Qui la storia a ritroso proposta da Bellofiore vuole dissotterrare i problemi lasciati aperti da Marx, e non invece crogiolarsi sulla figurina di un Marx «classico», privo delle contaminazioni del marxismo successivo.
Il problema di un ritorno a Marx dopo i marxismi, posto in forma interrogativa nel titolo del libro, appare fuorviante, come osservava lo stesso curatore, o addirittura un falso problema. Fuorviante perché presuppone l'esistenza di un Marx originario, vero e magari epurato dalle forzature engelsiane, mentre invece la riflessione teorica di Marx è sempre stata «nella mischia». Bisogna piuttosto imparare, o reimparare, a leggere Il Capitale tenendo nella mano sinistra non la Scienza della Logica ma gli scritti politici maxiani. Lo stesso Marx è un pezzo di marxismo e di storia del movimento operaio; perciò il ritorno a Marx dopo i marxismi è un falso problema. Esistono piuttosto correnti nel marxismo. Bordiga, ricordato solo da Balicco è uno di quei filoni che, specialmente dopo il crollo del «socialismo reale», si farebbe bene a rivisitare.
Le discussioni raccolte nel volume curato da Bellofiore hanno il merito di aver riattivato, con un profilo alto, la questione del Marx del valore e «della lotta delle classi innanzi tutto nel cuore della produzione». Interessava a Marx una esposizione capace di mostrare il rapporto mai pacificato né pacificabile tra capitale e lavoro vivo. E non si tratta solo di una contraddizione, logica o reale che sia, perché quel rapporto esprime da un lato la valenza mortifera, o astratta, come preferisce chiamarla Finelli, del capitale, e dall'altro il lavoro vivo, il suo essere irrimediabilmente attaccato a un corpo.
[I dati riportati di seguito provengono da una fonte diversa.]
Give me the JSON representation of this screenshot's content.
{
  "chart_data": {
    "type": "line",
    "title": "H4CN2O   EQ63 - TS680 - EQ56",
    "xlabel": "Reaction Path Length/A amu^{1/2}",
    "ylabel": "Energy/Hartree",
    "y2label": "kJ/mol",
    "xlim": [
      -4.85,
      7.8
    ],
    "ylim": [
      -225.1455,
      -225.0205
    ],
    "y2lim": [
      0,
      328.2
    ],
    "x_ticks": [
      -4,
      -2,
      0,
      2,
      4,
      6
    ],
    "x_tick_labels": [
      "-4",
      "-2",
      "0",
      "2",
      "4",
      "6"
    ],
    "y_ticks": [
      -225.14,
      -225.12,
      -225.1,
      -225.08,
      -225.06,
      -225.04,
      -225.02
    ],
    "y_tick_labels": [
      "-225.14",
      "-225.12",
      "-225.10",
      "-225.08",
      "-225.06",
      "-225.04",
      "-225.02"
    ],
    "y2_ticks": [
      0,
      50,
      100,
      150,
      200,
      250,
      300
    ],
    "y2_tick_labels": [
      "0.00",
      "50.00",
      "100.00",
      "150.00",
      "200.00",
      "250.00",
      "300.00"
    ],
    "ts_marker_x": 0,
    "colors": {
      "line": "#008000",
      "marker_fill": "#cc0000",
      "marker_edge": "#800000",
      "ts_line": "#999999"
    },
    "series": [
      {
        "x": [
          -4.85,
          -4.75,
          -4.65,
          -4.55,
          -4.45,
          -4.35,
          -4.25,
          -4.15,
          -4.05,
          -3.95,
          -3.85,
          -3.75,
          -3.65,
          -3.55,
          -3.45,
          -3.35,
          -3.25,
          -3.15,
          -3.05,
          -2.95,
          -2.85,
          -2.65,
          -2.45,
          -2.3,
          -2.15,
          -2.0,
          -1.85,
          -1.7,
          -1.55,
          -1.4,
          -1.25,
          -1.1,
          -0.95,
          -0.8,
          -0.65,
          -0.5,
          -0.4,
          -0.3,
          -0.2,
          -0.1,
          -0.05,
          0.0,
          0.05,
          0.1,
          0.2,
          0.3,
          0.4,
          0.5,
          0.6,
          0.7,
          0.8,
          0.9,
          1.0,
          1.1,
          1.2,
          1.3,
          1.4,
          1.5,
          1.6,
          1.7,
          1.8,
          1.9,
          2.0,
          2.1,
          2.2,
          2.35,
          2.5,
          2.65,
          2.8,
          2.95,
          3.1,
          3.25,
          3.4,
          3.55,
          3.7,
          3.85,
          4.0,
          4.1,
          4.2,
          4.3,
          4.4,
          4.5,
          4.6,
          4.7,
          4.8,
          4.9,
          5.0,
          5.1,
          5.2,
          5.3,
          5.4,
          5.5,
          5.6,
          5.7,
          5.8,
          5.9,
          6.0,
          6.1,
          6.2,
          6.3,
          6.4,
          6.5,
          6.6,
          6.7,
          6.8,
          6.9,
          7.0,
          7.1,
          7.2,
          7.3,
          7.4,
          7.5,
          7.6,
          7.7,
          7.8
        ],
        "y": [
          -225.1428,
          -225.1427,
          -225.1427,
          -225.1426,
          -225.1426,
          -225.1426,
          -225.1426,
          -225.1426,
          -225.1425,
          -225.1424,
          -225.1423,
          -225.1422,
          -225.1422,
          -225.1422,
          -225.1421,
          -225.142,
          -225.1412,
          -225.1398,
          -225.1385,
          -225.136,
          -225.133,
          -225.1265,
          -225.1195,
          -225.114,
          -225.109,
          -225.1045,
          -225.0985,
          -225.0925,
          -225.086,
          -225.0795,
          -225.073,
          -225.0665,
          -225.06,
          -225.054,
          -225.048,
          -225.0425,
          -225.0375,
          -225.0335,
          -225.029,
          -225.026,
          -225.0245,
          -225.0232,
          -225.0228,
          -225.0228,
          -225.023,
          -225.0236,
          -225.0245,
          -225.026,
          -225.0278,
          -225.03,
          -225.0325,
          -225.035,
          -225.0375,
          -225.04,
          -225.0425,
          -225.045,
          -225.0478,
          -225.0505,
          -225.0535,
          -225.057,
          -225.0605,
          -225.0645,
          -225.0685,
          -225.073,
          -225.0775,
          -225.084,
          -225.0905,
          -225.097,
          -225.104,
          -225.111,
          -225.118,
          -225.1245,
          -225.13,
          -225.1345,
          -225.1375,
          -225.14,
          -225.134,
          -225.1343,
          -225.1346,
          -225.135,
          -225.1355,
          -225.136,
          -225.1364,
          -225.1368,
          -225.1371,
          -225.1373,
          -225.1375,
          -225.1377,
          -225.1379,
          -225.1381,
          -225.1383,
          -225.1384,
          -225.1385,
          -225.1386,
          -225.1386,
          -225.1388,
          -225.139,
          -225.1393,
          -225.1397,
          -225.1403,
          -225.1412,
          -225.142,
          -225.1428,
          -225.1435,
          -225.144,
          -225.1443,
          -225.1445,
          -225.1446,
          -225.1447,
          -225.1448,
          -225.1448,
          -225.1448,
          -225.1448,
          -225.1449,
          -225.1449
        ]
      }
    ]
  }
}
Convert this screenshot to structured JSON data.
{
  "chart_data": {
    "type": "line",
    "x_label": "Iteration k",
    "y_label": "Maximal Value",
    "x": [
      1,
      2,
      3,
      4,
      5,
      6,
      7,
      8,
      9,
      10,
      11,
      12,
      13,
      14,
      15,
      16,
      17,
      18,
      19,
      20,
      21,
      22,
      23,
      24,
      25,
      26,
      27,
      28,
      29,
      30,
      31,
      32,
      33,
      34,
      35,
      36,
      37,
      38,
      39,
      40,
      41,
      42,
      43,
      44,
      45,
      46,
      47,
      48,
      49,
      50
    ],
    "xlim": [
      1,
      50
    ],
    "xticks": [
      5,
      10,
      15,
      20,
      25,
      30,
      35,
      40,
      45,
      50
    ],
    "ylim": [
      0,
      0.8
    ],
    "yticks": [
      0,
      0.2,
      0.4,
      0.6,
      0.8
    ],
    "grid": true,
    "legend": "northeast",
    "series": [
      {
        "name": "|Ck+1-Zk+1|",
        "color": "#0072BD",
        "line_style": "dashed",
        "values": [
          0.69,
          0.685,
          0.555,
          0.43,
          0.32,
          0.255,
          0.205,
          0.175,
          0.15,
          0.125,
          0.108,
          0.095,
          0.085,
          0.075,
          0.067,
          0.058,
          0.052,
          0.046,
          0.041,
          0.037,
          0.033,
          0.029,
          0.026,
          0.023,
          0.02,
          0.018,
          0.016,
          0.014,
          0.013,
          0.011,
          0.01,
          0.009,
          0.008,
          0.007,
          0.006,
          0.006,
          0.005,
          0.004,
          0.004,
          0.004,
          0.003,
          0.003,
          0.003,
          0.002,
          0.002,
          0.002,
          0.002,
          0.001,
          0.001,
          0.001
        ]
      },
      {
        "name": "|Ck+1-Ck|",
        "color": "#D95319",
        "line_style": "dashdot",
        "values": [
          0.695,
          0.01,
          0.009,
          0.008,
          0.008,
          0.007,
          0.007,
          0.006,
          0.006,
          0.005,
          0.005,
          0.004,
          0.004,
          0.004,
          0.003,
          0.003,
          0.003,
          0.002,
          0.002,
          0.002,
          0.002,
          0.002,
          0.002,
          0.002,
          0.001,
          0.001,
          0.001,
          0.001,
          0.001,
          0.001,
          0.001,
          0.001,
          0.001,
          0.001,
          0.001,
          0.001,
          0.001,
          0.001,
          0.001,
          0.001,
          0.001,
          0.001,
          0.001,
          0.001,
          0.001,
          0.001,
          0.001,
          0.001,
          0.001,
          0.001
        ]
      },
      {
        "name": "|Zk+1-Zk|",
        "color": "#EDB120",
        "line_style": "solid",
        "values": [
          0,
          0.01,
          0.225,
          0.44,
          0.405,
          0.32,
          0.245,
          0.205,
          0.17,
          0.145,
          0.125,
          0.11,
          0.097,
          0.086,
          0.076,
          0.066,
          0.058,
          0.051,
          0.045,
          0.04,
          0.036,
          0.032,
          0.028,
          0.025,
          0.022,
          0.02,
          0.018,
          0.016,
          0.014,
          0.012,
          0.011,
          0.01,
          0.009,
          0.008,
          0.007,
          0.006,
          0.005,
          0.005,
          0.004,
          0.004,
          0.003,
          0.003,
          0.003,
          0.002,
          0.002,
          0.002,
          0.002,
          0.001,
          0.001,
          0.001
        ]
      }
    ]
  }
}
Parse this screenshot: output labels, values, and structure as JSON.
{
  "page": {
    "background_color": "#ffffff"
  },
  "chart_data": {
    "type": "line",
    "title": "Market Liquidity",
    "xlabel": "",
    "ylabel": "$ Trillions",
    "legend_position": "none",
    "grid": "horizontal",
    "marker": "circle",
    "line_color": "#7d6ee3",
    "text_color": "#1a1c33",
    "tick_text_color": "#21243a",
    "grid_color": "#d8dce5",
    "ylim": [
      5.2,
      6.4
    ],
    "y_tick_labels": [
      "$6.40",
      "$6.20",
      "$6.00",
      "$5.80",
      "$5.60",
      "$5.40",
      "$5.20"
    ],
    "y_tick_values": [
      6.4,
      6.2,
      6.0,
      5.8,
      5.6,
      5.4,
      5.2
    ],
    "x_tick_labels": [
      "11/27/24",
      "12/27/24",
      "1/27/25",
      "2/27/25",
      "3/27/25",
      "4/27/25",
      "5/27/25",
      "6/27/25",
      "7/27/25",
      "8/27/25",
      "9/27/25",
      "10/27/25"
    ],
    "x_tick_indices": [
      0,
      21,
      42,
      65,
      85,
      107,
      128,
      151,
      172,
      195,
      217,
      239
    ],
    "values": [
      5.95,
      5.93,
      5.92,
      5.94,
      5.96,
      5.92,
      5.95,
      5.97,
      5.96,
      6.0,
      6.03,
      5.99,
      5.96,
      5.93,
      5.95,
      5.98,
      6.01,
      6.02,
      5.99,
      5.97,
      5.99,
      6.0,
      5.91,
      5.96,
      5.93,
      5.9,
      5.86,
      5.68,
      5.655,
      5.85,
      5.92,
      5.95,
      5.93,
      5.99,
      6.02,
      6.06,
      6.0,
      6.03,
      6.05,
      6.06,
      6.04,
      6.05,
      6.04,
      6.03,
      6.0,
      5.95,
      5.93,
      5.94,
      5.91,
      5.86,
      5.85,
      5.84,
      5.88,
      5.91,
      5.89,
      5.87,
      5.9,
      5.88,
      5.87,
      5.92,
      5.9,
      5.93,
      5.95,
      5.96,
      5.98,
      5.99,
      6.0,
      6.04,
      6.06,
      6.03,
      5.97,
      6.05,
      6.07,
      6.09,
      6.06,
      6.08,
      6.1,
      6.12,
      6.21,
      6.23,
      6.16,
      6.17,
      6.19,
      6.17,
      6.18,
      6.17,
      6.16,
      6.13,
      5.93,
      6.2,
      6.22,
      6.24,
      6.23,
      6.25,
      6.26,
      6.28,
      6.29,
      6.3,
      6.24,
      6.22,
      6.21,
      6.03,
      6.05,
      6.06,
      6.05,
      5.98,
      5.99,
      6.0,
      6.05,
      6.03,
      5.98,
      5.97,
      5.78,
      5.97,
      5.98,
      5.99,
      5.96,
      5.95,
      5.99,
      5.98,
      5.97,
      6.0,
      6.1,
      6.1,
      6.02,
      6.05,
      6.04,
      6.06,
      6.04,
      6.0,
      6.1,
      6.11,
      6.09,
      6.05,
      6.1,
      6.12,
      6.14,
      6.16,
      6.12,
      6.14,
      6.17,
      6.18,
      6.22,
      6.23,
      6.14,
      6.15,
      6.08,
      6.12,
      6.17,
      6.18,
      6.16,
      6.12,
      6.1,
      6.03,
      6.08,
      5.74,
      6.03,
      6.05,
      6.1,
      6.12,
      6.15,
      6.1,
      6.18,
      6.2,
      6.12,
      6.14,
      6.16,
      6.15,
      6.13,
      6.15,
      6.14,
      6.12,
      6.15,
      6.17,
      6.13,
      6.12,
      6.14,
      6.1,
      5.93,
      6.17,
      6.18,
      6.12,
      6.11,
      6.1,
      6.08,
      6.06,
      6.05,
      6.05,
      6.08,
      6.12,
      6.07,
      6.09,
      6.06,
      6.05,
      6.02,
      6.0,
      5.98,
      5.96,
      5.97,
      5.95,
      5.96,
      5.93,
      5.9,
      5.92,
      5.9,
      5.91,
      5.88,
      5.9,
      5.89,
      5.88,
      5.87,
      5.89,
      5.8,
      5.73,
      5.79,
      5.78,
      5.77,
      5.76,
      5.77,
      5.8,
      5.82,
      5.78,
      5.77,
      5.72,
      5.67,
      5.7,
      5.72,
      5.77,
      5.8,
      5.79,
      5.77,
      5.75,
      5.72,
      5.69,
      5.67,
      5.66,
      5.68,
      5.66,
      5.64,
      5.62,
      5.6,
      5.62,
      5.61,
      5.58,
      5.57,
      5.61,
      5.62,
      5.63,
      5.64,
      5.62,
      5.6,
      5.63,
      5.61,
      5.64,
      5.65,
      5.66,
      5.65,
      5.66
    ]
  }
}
Senza il prometeismo dello sviluppo delle forze produttive il Marx del Capitale porta la tensione espositiva a un punto estremo: il Capitale, con il suo paesaggio gotico, rappresenta il capitale come morte. Esso è essenzialmente distruzione, della natura e dei corpi dei lavoratori, non per la malvagità dei capitalisti, ma per in-differenza. La stessa che domina la produzione di valori d'uso e i rapporti interpersonali. Solo che questo macchina funziona solo se «vampirizza» lavoro vivente, il cui ostacolo all'astrazione consiste proprio nell'avere un corpo. Ed è questo il punto in cui quella storia può essere interrotta.